The term Special Agent actually dates back to 1870 when Congress passed a law permitting the Secretary of the Treasury to appoint “Special Agents” to conduct investigations to prevent and detect frauds against Customs revenue.  These Special Agents became the Special Agency Service and reported directly to the Secretary of the Treasury.   They were later transferred under the Customs Service.  The Special Agents position is considered as a GS-1811 job series

During the 1980’s, the agency greatly enlarged the ranks of Special Agents to fight the “War on Drugs.”  The Customs Service offers a vast array of investigative disciplines for Special Agents.  They can conduct undercover operations and can volunteer to join highly-trained Special Response Teams to perform all sorts of high-risk tactical operations.  
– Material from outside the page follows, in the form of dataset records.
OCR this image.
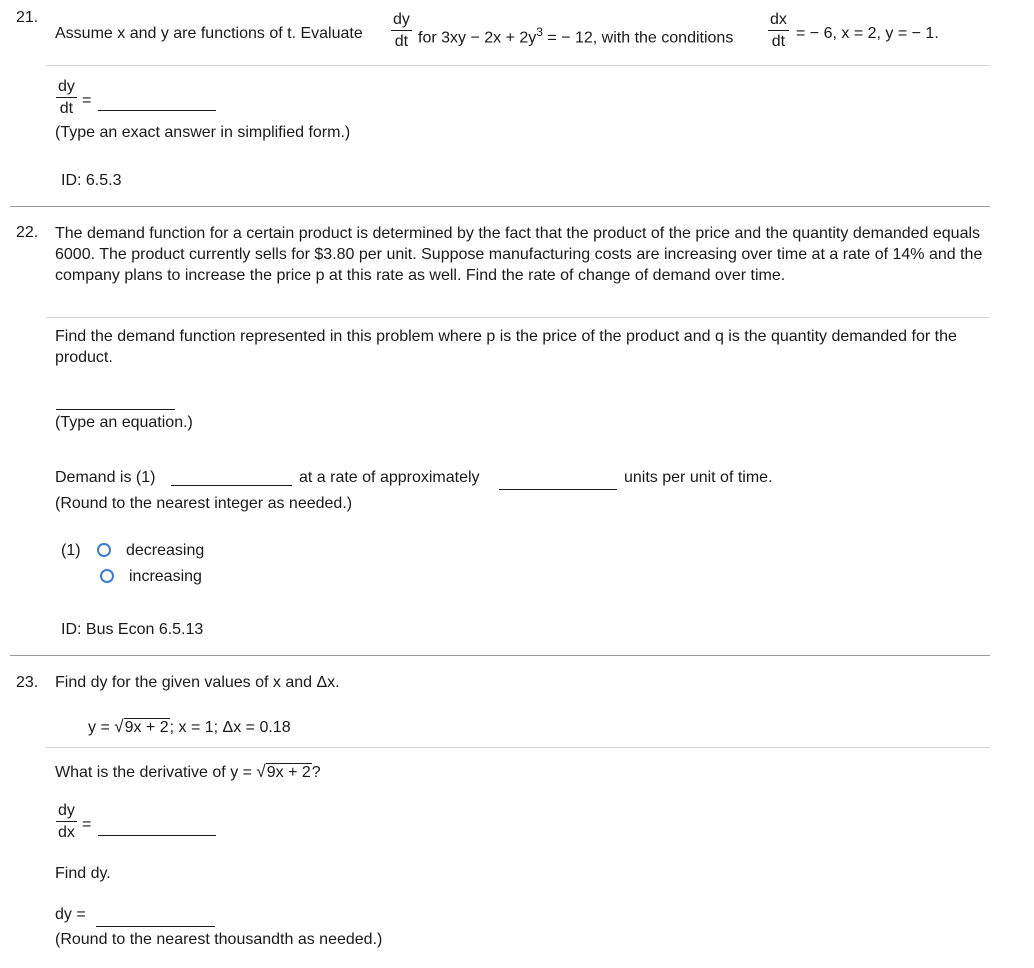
21.
Assume x and y are functions of t. Evaluate $\frac{dy}{dt}$ for $3xy - 2x + 2y^3$ = − 12, with the conditions $\frac{dx}{dt}$ = − 6, x = 2, y = − 1.
$\frac{dy}{dt}$ =
(Type an exact answer in simplified form.)
ID: 6.5.3
22. The demand function for a certain product is determined by the fact that the product of the price and the quantity demanded equals 6000. The product currently sells for $3.80 per unit. Suppose manufacturing costs are increasing over time at a rate of 14% and the company plans to increase the price p at this rate as well. Find the rate of change of demand over time.
Find the demand function represented in this problem where p is the price of the product and q is the quantity demanded for the product.
(Type an equation.)
Demand is (1)	at a rate of approximately	units per unit of time.
(Round to the nearest integer as needed.)
(1)	decreasing
increasing
ID: Bus Econ 6.5.13
23. Find dy for the given values of x and Δx.
y = √9x + 2; x = 1; Δx = 0.18
What is the derivative of y = √9x + 2?
$\frac{dy}{dx}$ =
Find dy.
dy =
(Round to the nearest thousandth as needed.)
Uniformed Customs Inspectors form the bedrock of the country’s Border protection, working mostly at the actual border, seaports, or at international airports.  Both Inspectors and Special Agents share the agency’s powerful Border Search authority.  For most Customs Inspectors , the Border Search authority is fairly straightforward and powerful.  Since Special Agents work at the borders too, but often follow suspects crossing the border as they move around the rest of the country we work in a more complex area referred to as the Functional Equivalent of the Border, or FEB.  This allows us Special Agents to extend the powerful border search and seizure authority to other areas if we keep the suspect or conveyance in constant surveillance.  

Retired Special Agent Kevin Power

Kevin Power was hired by the U.S. Customs Service in 1986 during the push for the “War on Drugs,” and spent over 30 years as a Special Agent, first with the U.S. Customs Service and later for Homeland Security Investigations.  After his exciting trial by fire in Key Largo, he transferred to the Customs office in Tampa, Florida.  There he started being assigned different and more complicated cases, including undercover operations and computer forensic investigations.  He would also become a founding member of the office’s tactical team (SRT) and served as the agency’s first liaison to U.S. Central Command for over 3 years.  At the end of 2016, he retired and continues to live in the Tampa Bay Area.
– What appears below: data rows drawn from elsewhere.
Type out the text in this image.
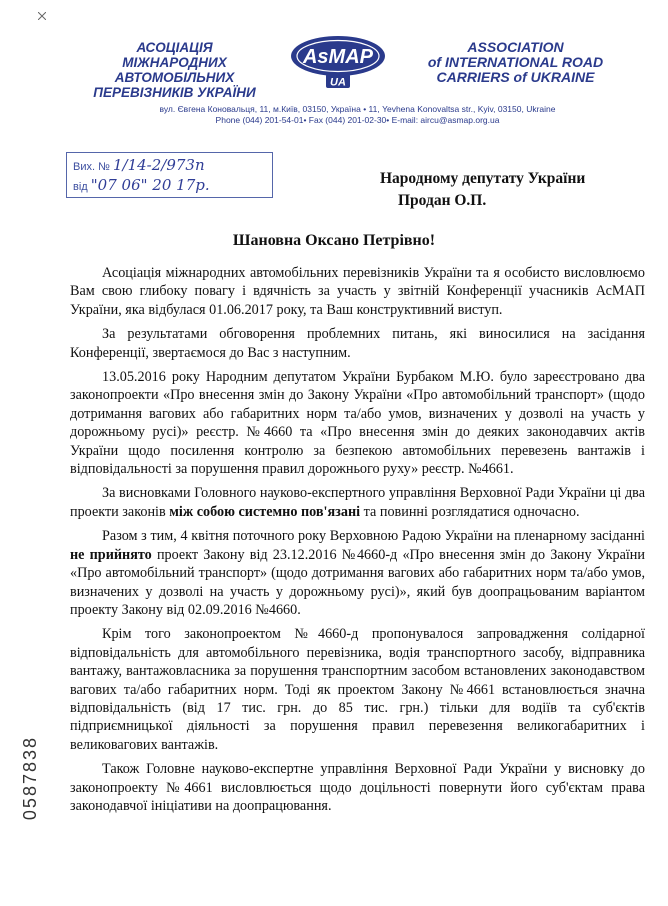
АСОЦІАЦІЯ
МІЖНАРОДНИХ АВТОМОБІЛЬНИХ
ПЕРЕВІЗНИКІВ УКРАЇНИ
AsMAP
UA
ASSOCIATION
of INTERNATIONAL ROAD
CARRIERS of UKRAINE
вул. Євгена Коновальця, 11, м.Київ, 03150, Україна • 11, Yevhena Konovaltsa str., Kyiv, 03150, Ukraine
Phone (044) 201-54-01• Fax (044) 201-02-30• E-mail: aircu@asmap.org.ua
Вих. № 1/14-2/973п
від "07 06" 20 17р.	Народному депутату України
Продан О.П.
Шановна Оксано Петрівно!

Асоціація міжнародних автомобільних перевізників України та я особисто висловлюємо Вам свою глибоку повагу і вдячність за участь у звітній Конференції учасників АсМАП України, яка відбулася 01.06.2017 року, та Ваш конструктивний виступ.

За результатами обговорення проблемних питань, які виносилися на засідання Конференції, звертаємося до Вас з наступним.

13.05.2016 року Народним депутатом України Бурбаком М.Ю. було зареєстровано два законопроекти «Про внесення змін до Закону України «Про автомобільний транспорт» (щодо дотримання вагових або габаритних норм та/або умов, визначених у дозволі на участь у дорожньому русі)» реєстр. №4660 та «Про внесення змін до деяких законодавчих актів України щодо посилення контролю за безпекою автомобільних перевезень вантажів і відповідальності за порушення правил дорожнього руху» реєстр. №4661.

За висновками Головного науково-експертного управління Верховної Ради України ці два проекти законів між собою системно пов'язані та повинні розглядатися одночасно.

Разом з тим, 4 квітня поточного року Верховною Радою України на пленарному засіданні не прийнято проект Закону від 23.12.2016 №4660-д «Про внесення змін до Закону України «Про автомобільний транспорт» (щодо дотримання вагових або габаритних норм та/або умов, визначених у дозволі на участь у дорожньому русі)», який був доопрацьованим варіантом проекту Закону від 02.09.2016 №4660.

Крім того законопроектом №4660-д пропонувалося запровадження солідарної відповідальність для автомобільного перевізника, водія транспортного засобу, відправника вантажу, вантажовласника за порушення транспортним засобом встановлених законодавством вагових та/або габаритних норм. Тоді як проектом Закону №4661 встановлюється значна відповідальність (від 17 тис. грн. до 85 тис. грн.) тільки для водіїв та суб'єктів підприємницької діяльності за порушення правил перевезення великогабаритних і великовагових вантажів.

Також Головне науково-експертне управління Верховної Ради України у висновку до законопроекту №4661 висловлюється щодо доцільності повернути його суб'єктам права законодавчої ініціативи на доопрацювання.

0587838
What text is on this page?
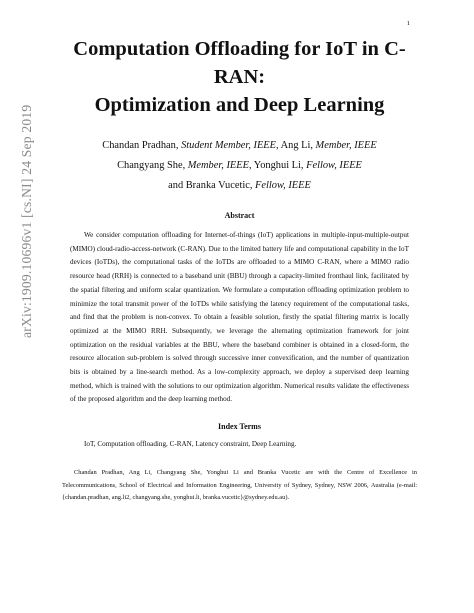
1
arXiv:1909.10696v1 [cs.NI] 24 Sep 2019
Computation Offloading for IoT in C-RAN:
Optimization and Deep Learning
Chandan Pradhan, Student Member, IEEE, Ang Li, Member, IEEE
Changyang She, Member, IEEE, Yonghui Li, Fellow, IEEE
and Branka Vucetic, Fellow, IEEE
Abstract

We consider computation offloading for Internet-of-things (IoT) applications in multiple-input-multiple-output (MIMO) cloud-radio-access-network (C-RAN). Due to the limited battery life and computational capability in the IoT devices (IoTDs), the computational tasks of the IoTDs are offloaded to a MIMO C-RAN, where a MIMO radio resource head (RRH) is connected to a baseband unit (BBU) through a capacity-limited fronthaul link, facilitated by the spatial filtering and uniform scalar quantization. We formulate a computation offloading optimization problem to minimize the total transmit power of the IoTDs while satisfying the latency requirement of the computational tasks, and find that the problem is non-convex. To obtain a feasible solution, firstly the spatial filtering matrix is locally optimized at the MIMO RRH. Subsequently, we leverage the alternating optimization framework for joint optimization on the residual variables at the BBU, where the baseband combiner is obtained in a closed-form, the resource allocation sub-problem is solved through successive inner convexification, and the number of quantization bits is obtained by a line-search method. As a low-complexity approach, we deploy a supervised deep learning method, which is trained with the solutions to our optimization algorithm. Numerical results validate the effectiveness of the proposed algorithm and the deep learning method.

Index Terms

IoT, Computation offloading, C-RAN, Latency constraint, Deep Learning.

Chandan Pradhan, Ang Li, Changyang She, Yonghui Li and Branka Vucetic are with the Centre of Excellence in Telecommunications, School of Electrical and Information Engineering, University of Sydney, Sydney, NSW 2006, Australia (e-mail: {chandan.pradhan, ang.li2, changyang.she, yonghui.li, branka.vucetic}@sydney.edu.au).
“Throughout my career, I always kept a journal to keep track of the hours worked on each case for monthly reporting, but also to document some of the crazy events and funny stories that took place.  After retiring, I went through my old journals looking back on my colorful, exciting career.  I began writing about some of these crazy stories as part hobby/part therapy.  I soon realized that, by telling the stories only from my point of view, I was not showing the forces that were actually driving the bad guy’s actions.  I started to add sections where I wrote from the bad guy’s perspective, given all the details that we would later learn.  This began to add depth and color to the stories.  I liked the way that this brings the reader deeper into the action, knowing all the secrets, while showing us as we blunder through not being privy to the whole picture.”
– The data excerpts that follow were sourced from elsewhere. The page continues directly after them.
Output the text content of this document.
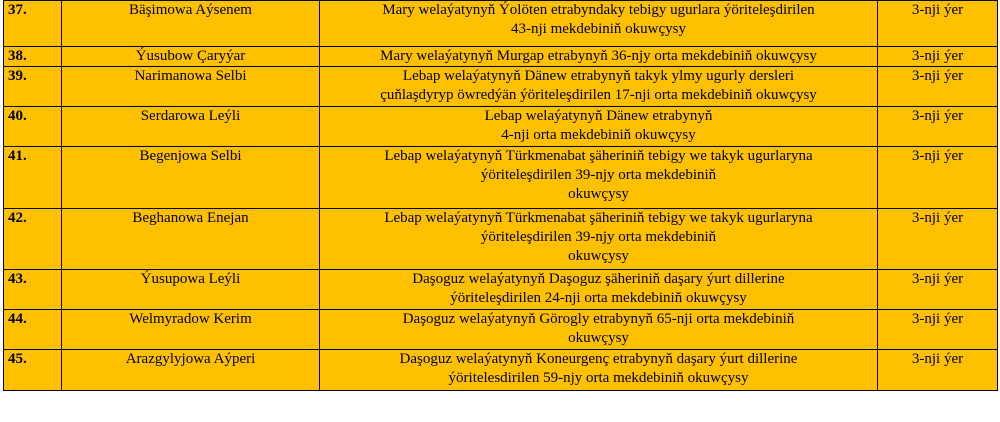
37.	Bäşimowa Aýsenem	Mary welaýatynyň Ýolöten etrabyndaky tebigy ugurlara ýöriteleşdirilen
43-nji mekdebiniň okuwçysy	3-nji ýer
38.	Ýusubow Çaryýar	Mary welaýatynyň Murgap etrabynyň 36-njy orta mekdebiniň okuwçysy	3-nji ýer
39.	Narimanowa Selbi	Lebap welaýatynyň Dänew etrabynyň takyk ylmy ugurly dersleri
çuňlaşdyryp öwredýän ýöriteleşdirilen 17-nji orta mekdebiniň okuwçysy	3-nji ýer
40.	Serdarowa Leýli	Lebap welaýatynyň Dänew etrabynyň
4-nji orta mekdebiniň okuwçysy	3-nji ýer
41.	Begenjowa Selbi	Lebap welaýatynyň Türkmenabat şäheriniň tebigy we takyk ugurlaryna
ýöriteleşdirilen 39-njy orta mekdebiniň
okuwçysy	3-nji ýer
42.	Beghanowa Enejan	Lebap welaýatynyň Türkmenabat şäheriniň tebigy we takyk ugurlaryna
ýöriteleşdirilen 39-njy orta mekdebiniň
okuwçysy	3-nji ýer
43.	Ýusupowa Leýli	Daşoguz welaýatynyň Daşoguz şäheriniň daşary ýurt dillerine
ýöriteleşdirilen 24-nji orta mekdebiniň okuwçysy	3-nji ýer
44.	Welmyradow Kerim	Daşoguz welaýatynyň Görogly etrabynyň 65-nji orta mekdebiniň
okuwçysy	3-nji ýer
45.	Arazgylyjowa Aýperi	Daşoguz welaýatynyň Koneurgenç etrabynyň daşary ýurt dillerine
ýöritelesdirilen 59-njy orta mekdebiniň okuwçysy	3-nji ýer
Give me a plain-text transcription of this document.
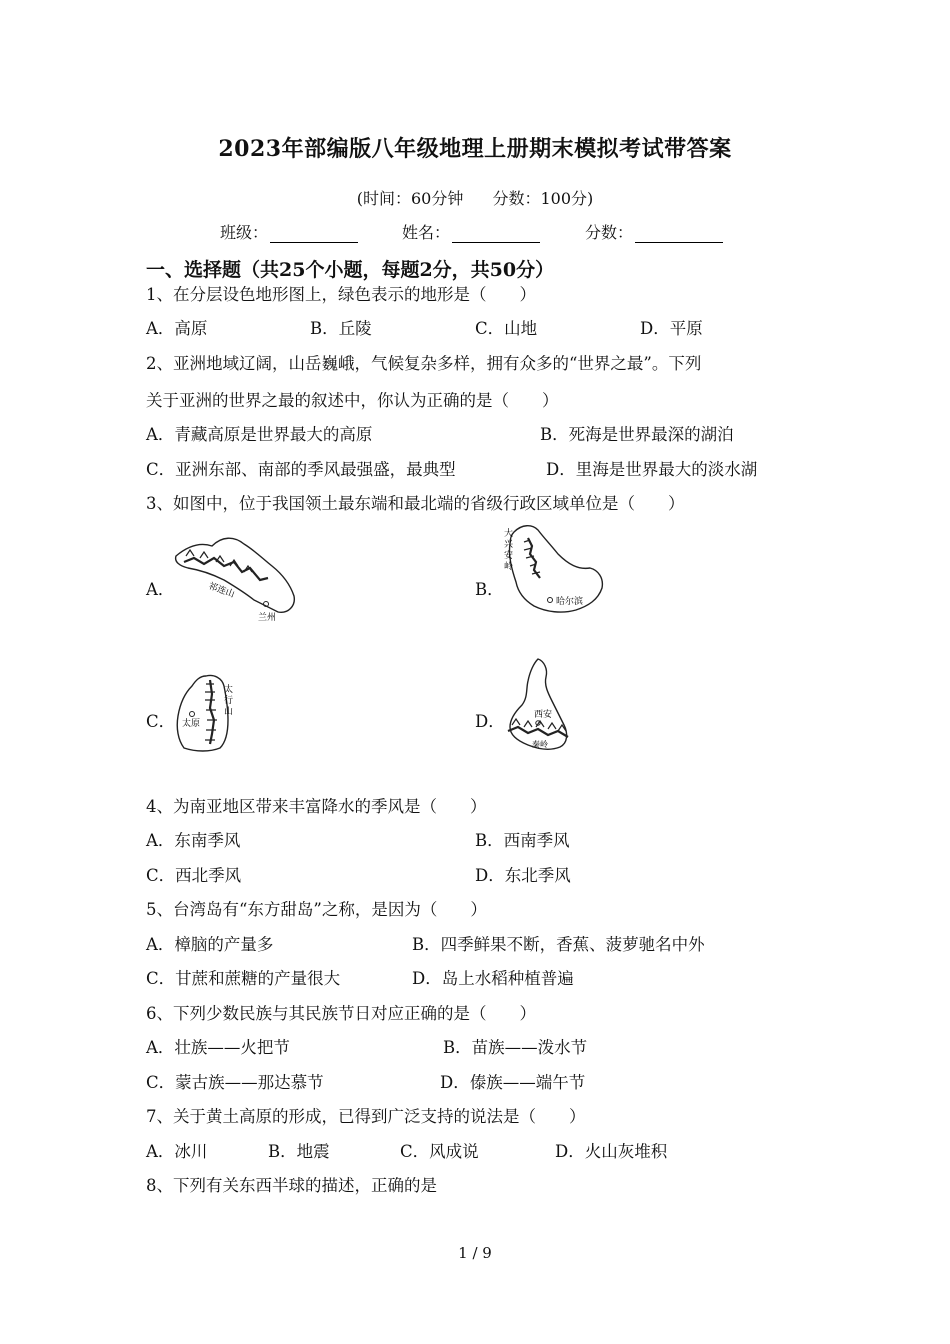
2023年部编版八年级地理上册期末模拟考试带答案
(时间：60分钟 分数：100分)
班级：	姓名：	分数：
一、选择题（共25个小题，每题2分，共50分）
1、在分层设色地形图上，绿色表示的地形是（　　）
A．高原	B．丘陵	C．山地	D．平原
2、亚洲地域辽阔，山岳巍峨，气候复杂多样，拥有众多的“世界之最”。下列
关于亚洲的世界之最的叙述中，你认为正确的是（　　）
A．青藏高原是世界最大的高原	B．死海是世界最深的湖泊
C．亚洲东部、南部的季风最强盛，最典型	D．里海是世界最大的淡水湖
3、如图中，位于我国领土最东端和最北端的省级行政区域单位是（　　）
A．	祁连山
兰州
B．
大
兴
安
岭
哈尔滨
C．
太
行
山
太原	D．	西安
秦岭
4、为南亚地区带来丰富降水的季风是（　　）
A．东南季风	B．西南季风
C．西北季风	D．东北季风
5、台湾岛有“东方甜岛”之称，是因为（　　）
A．樟脑的产量多	B．四季鲜果不断，香蕉、菠萝驰名中外
C．甘蔗和蔗糖的产量很大	D．岛上水稻种植普遍
6、下列少数民族与其民族节日对应正确的是（　　）
A．壮族——火把节	B．苗族——泼水节
C．蒙古族——那达慕节	D．傣族——端午节
7、关于黄土高原的形成，已得到广泛支持的说法是（　　）
A．冰川	B．地震	C．风成说	D．火山灰堆积
8、下列有关东西半球的描述，正确的是
1 / 9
He has organized many of the most colorful and exciting stories from his career into a series of narrative non-fiction books, each one able to stand on its own.  All of the stories are based on real-world criminal cases and real people.  This is not just another boring, egotistical memoir going into unnecessary detail of his life.  These are fast-paced, gritty stories that prove that fact is often far stranger than fiction in these cases.